Spider density will affect the management of pest populations, and increasing the number of spider predators will aid in insect pest control. There are many examples of using pheromones to attract and retain natural enemies. Simpson et al. used methyl salicylate as an attractant for crops and found that parasitic wasps remain longer in these attractant crops [68]. Jaworski et al. also proved that placing methyl salicylate attractants in orchards increased the effect of predators in controlling pests compared to untreated orchards [69]. Our field experiments showed that the spider trapping rate, using methyl salicylate and linalool as attractants, was greater than that of the control treatment. Zhu and Park also found that traps baited with methyl salicylate were highly attractive to adult C. septempunctata in field tests [46]. These results show that natural enemies might use methyl salicylate as an olfactory signal to locate prey. The trapped P. pseudoannulata dominated, which showed that HIPVs not only attracts P. pseudoannulata in the laboratory but also attracts P. pseudoannulata in the field. The P. subpiraticus was trapped in smaller numbers, which may be because P. subpiraticus mainly wanders on the water surface and the base of rice plants bordering the water surface, while the traps used for this experiment were placed above the water surface. The other spiders trapped were mainly Salticidae and Clubionidae spiders, which are good at jumping, and they may have accidentally fallen into the trap. According to a preliminary field study, P. subpiraticus and P. pseudoannulata were the dominant species at the experimental site [70], but the number of trapped spiders was lower than expected. There are many uncontrollable factors that affect spider numbers, such as temperature, humidity, wind, the size and location of the trap, and the concentration of attractants.
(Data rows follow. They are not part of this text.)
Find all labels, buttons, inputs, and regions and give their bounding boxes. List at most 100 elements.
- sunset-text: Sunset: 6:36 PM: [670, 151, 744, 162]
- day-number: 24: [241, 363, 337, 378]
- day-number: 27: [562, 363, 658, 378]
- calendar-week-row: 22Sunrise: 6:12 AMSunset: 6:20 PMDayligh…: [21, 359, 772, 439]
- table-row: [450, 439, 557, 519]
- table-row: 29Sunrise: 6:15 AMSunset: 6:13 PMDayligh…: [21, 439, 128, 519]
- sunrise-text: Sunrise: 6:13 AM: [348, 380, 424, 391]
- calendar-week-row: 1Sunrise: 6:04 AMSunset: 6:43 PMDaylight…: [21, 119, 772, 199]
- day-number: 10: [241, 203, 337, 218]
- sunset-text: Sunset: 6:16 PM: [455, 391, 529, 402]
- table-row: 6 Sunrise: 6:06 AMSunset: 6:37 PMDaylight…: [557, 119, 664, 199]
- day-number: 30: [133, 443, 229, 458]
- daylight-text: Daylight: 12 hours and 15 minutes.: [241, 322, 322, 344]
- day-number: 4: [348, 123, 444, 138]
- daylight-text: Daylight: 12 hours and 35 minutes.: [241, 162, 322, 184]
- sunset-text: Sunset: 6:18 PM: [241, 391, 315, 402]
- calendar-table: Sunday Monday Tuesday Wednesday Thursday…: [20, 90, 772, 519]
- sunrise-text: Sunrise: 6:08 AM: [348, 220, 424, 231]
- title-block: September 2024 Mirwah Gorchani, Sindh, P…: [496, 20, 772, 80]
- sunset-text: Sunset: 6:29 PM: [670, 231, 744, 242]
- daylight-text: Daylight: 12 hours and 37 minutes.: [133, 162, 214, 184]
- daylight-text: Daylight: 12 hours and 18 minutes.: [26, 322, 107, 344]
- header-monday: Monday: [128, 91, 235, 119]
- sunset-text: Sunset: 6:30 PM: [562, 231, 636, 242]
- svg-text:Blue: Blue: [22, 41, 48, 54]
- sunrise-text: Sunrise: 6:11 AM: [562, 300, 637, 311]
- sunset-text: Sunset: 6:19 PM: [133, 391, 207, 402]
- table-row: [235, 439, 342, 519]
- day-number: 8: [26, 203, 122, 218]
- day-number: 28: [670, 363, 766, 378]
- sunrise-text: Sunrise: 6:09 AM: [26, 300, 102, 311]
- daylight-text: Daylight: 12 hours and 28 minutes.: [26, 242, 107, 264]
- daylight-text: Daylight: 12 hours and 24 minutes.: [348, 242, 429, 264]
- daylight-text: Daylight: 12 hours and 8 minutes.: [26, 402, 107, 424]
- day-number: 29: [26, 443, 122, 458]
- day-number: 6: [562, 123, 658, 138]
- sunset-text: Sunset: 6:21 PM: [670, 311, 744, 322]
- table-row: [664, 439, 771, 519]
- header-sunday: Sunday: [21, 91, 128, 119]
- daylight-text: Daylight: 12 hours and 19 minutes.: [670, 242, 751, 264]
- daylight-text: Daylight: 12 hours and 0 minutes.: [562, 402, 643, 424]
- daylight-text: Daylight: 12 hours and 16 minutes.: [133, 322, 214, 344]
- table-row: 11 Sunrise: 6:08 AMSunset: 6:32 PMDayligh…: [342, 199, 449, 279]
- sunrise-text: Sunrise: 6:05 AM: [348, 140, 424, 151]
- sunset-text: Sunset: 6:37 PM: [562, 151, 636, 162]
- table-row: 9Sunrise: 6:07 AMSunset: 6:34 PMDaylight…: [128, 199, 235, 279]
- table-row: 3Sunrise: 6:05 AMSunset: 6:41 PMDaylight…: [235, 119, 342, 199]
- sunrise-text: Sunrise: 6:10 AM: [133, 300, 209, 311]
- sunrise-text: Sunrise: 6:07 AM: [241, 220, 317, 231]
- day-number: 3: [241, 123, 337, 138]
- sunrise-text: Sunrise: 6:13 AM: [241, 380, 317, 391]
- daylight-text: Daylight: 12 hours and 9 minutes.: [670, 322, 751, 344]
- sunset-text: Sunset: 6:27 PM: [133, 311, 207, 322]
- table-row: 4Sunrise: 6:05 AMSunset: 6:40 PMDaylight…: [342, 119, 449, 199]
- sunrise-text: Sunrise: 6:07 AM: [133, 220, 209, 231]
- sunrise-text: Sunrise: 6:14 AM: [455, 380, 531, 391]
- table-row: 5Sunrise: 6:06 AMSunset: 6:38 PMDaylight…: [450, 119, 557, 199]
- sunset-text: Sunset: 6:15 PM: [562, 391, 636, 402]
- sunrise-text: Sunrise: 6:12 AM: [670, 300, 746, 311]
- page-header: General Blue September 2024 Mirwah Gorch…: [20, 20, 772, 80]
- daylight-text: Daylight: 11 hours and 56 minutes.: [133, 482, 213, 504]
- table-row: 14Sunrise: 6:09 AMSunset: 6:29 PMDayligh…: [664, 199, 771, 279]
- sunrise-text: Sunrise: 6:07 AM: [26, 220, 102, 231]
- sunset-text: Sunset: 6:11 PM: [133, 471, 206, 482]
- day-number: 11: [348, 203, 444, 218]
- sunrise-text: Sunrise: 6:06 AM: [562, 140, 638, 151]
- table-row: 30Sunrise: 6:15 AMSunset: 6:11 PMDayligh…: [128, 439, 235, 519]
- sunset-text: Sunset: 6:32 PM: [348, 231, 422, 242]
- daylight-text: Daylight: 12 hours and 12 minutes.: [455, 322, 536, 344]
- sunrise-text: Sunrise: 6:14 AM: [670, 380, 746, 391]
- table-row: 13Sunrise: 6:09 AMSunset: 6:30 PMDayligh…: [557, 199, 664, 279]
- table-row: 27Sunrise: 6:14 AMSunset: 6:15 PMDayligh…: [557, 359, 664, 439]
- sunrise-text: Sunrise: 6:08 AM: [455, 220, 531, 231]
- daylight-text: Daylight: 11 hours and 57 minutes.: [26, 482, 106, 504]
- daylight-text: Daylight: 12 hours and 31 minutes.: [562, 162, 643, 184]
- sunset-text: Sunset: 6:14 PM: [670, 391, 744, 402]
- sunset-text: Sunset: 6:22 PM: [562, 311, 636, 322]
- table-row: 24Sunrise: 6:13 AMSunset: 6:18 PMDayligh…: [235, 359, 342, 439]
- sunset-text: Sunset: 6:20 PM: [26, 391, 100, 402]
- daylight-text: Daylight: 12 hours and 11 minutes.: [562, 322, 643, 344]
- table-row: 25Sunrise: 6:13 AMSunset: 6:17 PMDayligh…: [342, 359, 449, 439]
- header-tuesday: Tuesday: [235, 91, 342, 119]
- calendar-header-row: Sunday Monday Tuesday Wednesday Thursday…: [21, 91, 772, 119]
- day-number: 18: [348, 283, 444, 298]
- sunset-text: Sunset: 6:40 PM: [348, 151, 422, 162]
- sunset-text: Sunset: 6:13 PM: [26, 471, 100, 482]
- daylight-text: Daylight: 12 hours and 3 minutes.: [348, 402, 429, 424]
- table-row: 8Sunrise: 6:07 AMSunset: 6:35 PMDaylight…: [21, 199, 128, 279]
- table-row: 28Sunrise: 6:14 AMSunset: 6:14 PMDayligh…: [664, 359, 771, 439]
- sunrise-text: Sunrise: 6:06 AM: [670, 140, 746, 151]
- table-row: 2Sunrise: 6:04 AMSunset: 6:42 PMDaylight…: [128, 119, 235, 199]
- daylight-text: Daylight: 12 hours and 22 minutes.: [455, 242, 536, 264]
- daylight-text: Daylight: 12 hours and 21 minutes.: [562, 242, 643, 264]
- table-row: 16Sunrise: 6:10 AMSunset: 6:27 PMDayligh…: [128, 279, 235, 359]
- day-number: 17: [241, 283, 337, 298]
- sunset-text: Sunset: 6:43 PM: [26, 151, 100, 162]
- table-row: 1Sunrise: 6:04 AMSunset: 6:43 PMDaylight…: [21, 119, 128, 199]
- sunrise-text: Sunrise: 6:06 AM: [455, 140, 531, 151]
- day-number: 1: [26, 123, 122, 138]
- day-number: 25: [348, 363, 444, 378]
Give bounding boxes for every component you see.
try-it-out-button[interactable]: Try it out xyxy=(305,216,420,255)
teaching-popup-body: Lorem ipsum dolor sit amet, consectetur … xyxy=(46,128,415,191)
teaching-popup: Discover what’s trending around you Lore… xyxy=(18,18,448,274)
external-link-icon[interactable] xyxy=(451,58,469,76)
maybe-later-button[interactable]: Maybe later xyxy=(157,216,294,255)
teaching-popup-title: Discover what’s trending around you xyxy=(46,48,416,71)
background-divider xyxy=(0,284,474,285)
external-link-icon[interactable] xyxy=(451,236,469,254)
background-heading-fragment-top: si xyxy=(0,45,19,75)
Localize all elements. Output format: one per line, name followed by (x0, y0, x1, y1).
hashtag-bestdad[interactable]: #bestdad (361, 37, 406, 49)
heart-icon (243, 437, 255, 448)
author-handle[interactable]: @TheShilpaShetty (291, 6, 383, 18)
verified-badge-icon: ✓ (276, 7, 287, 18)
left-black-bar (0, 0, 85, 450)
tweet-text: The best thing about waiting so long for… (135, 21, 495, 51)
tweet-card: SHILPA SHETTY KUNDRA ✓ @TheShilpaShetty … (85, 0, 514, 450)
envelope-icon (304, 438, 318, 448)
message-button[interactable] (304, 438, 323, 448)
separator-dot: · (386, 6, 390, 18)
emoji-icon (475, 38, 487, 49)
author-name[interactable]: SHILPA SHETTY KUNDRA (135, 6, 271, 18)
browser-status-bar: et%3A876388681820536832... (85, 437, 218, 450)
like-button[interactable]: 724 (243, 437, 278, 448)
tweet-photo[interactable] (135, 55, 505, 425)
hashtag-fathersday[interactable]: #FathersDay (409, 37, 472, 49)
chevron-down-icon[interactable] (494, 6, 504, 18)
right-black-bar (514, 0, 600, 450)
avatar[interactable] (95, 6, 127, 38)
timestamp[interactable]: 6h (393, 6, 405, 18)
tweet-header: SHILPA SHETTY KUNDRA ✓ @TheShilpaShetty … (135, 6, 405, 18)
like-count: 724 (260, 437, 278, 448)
In conclusion, our results indicate that HIRVs can attract spiders and increase predation. Two dominant species of rice spiders (P. pseudoannulata and P. subpiraticus) were attracted by one or two concentrations of methyl salicylate, linalool, or 2-heptanone. A predatory ability experiment showed that linalool and methyl salicylate shortened predation latency. Linalool increased the daily predation capacity of the spiders. A field experiment verified that methyl salicylate and linalool are attractive to spiders. In future research, we will determine the reasons why HIRVs enhance the predation ability of spiders and develop practical methods for using HIRVs to attract and retain spiders in rice fields.